Eu pretendia apontar a construção que
vira na noite anterior, mas só então percebi que o que apontava não passava de
destroços tombados.
—Você está brincando comigo, não é?
Vamos, estamos indo embora agora. Eu vou preparar um café e você vai ficar
dentro de casa até os seus pais voltarem, entendeu?
Nunca antes vira meu tio daquele jeito.
Por mais arriscado que me parecesse a ideia, a curiosidade me dominou e, sem
pensar duas vezes, perguntei:
—Mas tio... e o vigia? Você o conhece?
A sua resposta estrondou em minha mente
como um trovão atrás das montanhas.
—Não existe um vigia. O senhor Thomas
costumava olhar o depósito de combustível, mas uma tempestade destruiu o lugar,
e um incêndio cuidou de acabar com a vida daquele pobre velhote. Isso foi há
três anos.
Uma tempestade, e então um incêndio.
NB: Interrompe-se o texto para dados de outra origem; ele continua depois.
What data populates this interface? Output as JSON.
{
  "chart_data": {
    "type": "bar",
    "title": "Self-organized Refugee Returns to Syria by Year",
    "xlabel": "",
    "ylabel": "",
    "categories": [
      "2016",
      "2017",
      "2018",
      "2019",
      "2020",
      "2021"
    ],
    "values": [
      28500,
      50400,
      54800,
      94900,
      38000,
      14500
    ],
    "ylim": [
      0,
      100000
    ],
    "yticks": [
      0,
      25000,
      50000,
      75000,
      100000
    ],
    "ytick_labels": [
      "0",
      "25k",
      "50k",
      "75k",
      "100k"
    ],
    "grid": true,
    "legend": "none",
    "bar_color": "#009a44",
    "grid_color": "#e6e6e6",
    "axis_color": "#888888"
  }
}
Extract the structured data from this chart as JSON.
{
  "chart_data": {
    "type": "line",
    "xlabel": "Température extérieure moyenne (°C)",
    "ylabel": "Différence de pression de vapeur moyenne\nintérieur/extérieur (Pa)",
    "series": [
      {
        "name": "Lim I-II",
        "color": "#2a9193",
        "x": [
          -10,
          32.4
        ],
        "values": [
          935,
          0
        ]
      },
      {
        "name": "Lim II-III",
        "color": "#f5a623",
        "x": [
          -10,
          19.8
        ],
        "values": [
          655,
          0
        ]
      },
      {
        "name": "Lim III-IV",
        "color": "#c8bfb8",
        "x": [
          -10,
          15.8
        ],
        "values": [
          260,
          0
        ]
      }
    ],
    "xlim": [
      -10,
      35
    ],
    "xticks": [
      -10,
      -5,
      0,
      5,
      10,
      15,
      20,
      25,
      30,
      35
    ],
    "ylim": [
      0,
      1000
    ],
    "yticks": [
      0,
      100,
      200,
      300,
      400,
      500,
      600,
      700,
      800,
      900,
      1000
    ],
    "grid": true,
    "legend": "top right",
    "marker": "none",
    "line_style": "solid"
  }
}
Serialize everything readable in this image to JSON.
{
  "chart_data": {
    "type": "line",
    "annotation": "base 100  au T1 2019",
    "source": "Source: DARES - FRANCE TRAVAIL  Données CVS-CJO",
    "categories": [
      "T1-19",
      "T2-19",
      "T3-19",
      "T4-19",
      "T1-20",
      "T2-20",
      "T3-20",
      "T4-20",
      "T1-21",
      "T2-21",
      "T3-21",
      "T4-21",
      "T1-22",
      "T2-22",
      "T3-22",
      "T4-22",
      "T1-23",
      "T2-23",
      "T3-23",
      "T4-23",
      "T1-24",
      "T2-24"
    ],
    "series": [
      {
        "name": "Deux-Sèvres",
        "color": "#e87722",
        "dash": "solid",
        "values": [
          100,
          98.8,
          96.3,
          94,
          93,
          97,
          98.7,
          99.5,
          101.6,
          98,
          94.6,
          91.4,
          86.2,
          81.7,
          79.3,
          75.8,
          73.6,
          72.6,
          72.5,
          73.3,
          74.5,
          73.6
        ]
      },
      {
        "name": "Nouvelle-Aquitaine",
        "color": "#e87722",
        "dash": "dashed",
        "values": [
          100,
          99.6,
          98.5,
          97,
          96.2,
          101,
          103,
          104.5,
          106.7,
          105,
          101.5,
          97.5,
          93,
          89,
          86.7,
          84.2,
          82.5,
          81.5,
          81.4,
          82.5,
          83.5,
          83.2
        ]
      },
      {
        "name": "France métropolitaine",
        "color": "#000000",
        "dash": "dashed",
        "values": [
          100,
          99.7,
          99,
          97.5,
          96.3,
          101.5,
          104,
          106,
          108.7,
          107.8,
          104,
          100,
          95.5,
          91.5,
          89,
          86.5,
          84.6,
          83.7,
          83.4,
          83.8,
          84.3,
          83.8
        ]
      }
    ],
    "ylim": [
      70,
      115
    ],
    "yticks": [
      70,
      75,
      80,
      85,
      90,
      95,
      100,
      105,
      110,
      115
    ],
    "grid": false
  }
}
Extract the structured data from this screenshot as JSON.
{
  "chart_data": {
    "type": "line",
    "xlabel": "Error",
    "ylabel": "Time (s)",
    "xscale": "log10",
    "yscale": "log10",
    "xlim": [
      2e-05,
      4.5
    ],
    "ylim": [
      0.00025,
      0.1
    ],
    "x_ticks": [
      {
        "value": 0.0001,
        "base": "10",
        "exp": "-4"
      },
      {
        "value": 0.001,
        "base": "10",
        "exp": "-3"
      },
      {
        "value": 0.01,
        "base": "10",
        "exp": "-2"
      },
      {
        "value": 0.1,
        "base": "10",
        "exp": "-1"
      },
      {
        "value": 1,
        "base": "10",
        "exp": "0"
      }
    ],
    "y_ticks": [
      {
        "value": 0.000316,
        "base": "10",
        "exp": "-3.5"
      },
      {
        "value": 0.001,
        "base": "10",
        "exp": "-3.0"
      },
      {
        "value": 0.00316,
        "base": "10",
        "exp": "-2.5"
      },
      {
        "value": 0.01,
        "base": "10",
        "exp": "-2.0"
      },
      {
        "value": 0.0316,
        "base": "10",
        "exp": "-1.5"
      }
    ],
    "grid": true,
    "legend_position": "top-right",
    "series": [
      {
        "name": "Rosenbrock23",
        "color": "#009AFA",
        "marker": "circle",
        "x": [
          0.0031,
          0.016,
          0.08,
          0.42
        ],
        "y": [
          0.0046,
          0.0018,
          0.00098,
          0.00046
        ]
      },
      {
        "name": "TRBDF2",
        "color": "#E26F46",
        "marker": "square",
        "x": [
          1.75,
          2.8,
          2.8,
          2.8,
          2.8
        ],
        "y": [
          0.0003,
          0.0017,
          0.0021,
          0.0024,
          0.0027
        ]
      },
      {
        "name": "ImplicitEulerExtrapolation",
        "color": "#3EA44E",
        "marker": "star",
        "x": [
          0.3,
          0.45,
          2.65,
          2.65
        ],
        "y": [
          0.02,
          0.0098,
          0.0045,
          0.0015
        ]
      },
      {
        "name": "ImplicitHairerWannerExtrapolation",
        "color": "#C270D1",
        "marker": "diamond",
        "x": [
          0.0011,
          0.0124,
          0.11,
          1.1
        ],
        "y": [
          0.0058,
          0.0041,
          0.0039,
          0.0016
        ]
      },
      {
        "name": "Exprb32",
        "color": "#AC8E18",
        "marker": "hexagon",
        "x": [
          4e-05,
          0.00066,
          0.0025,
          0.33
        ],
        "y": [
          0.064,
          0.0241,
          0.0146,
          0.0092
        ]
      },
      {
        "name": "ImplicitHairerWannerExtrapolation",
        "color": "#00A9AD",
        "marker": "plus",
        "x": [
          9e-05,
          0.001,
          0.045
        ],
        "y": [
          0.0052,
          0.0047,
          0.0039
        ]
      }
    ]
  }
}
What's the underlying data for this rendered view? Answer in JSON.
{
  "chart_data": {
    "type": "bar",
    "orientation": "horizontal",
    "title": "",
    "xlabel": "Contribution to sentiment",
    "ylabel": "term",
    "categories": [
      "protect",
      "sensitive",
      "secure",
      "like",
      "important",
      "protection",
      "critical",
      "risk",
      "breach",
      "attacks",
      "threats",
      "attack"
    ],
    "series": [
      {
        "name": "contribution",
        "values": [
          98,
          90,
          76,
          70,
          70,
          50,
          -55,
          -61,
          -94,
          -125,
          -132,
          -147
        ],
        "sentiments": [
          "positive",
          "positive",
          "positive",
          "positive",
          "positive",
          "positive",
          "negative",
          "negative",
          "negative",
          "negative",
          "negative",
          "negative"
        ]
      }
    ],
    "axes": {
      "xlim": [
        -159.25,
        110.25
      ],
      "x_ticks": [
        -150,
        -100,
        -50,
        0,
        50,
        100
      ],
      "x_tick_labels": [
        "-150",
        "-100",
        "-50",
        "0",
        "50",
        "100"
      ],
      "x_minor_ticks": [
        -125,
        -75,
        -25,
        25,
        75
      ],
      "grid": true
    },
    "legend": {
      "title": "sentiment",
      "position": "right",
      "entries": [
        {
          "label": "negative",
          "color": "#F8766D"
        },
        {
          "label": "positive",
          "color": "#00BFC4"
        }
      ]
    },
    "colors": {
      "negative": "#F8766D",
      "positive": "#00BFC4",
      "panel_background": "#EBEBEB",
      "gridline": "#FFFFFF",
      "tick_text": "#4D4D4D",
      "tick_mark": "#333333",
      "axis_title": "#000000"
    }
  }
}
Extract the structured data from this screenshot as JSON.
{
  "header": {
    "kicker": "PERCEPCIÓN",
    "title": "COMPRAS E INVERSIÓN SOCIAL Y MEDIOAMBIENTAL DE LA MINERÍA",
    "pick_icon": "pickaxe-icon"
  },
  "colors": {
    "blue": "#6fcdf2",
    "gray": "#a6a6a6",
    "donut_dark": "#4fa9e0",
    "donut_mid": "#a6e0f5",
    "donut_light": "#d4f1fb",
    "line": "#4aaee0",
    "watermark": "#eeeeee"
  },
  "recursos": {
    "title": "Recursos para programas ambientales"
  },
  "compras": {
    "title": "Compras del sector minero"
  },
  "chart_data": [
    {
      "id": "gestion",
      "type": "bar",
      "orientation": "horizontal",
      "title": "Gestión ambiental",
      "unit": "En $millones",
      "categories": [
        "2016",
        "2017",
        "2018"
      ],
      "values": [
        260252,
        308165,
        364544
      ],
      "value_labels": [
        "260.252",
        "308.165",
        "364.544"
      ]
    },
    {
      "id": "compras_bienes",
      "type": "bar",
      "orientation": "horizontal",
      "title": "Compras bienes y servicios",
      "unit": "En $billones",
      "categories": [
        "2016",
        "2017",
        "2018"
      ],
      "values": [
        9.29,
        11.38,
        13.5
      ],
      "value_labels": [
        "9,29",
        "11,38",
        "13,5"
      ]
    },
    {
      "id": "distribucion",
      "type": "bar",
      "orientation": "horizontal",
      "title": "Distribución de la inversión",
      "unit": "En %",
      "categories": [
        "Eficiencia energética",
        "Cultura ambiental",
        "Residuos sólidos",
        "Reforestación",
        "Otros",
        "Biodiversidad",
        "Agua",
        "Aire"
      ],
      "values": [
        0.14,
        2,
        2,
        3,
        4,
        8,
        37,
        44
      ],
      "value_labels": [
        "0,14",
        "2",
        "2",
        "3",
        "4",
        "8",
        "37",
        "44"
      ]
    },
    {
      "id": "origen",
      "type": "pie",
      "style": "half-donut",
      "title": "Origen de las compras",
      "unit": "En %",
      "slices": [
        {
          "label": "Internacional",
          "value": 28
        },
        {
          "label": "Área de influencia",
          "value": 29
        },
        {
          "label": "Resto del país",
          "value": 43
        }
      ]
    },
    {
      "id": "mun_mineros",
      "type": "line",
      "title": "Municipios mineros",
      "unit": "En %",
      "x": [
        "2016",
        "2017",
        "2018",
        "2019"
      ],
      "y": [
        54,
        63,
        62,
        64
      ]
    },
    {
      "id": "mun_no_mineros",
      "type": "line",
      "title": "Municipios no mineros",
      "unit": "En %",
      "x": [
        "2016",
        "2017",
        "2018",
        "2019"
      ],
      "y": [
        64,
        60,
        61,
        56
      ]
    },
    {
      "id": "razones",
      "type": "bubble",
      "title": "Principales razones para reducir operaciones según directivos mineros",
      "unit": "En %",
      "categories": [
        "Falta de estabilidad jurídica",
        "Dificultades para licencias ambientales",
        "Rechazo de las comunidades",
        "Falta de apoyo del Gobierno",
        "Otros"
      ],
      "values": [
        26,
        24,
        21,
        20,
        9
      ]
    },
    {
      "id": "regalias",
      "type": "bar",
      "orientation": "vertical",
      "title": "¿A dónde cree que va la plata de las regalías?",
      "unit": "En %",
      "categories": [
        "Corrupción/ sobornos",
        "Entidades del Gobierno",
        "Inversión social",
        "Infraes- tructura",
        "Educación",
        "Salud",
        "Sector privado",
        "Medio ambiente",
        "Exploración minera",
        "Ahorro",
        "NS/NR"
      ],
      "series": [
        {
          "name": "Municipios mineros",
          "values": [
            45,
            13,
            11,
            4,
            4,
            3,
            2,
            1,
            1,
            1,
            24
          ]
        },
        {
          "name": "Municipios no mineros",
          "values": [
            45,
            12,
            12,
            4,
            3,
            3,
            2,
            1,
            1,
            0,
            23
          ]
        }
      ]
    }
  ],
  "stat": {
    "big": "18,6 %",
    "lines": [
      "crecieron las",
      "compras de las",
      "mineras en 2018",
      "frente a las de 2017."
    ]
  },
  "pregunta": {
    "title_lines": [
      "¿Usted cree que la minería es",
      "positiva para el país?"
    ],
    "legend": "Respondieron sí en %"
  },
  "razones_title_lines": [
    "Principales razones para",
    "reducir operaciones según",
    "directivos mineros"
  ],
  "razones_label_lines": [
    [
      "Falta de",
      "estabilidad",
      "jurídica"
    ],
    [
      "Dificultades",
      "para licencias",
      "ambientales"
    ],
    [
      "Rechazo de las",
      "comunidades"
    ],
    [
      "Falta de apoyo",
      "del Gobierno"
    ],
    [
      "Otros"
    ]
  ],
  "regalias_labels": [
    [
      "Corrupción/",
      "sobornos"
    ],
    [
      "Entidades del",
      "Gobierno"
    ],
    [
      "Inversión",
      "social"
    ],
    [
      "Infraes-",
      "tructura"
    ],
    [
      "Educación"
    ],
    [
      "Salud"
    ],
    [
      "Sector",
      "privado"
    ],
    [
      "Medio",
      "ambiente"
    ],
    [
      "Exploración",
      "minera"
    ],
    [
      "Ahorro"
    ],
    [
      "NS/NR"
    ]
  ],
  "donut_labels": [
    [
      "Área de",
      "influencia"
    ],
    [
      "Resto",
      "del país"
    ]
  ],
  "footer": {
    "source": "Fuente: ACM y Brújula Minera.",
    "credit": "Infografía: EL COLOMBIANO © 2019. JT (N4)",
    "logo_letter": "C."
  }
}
O
frio das águas torrenciais, o calor das chamas descontroladas. A pele pálida e
grotesca me estuporava, uma imagem que eu jamais esqueceria.
Aquele no banheiro não era o meu tio.
Aquele vigia não era real.
Enquanto caminhava para casa, um vento
estranho me assolou.
Eu senti frio, um frio indescritível e
gélido, mas logo despenquei em febre, num fervor incomum para aquela época do
ano.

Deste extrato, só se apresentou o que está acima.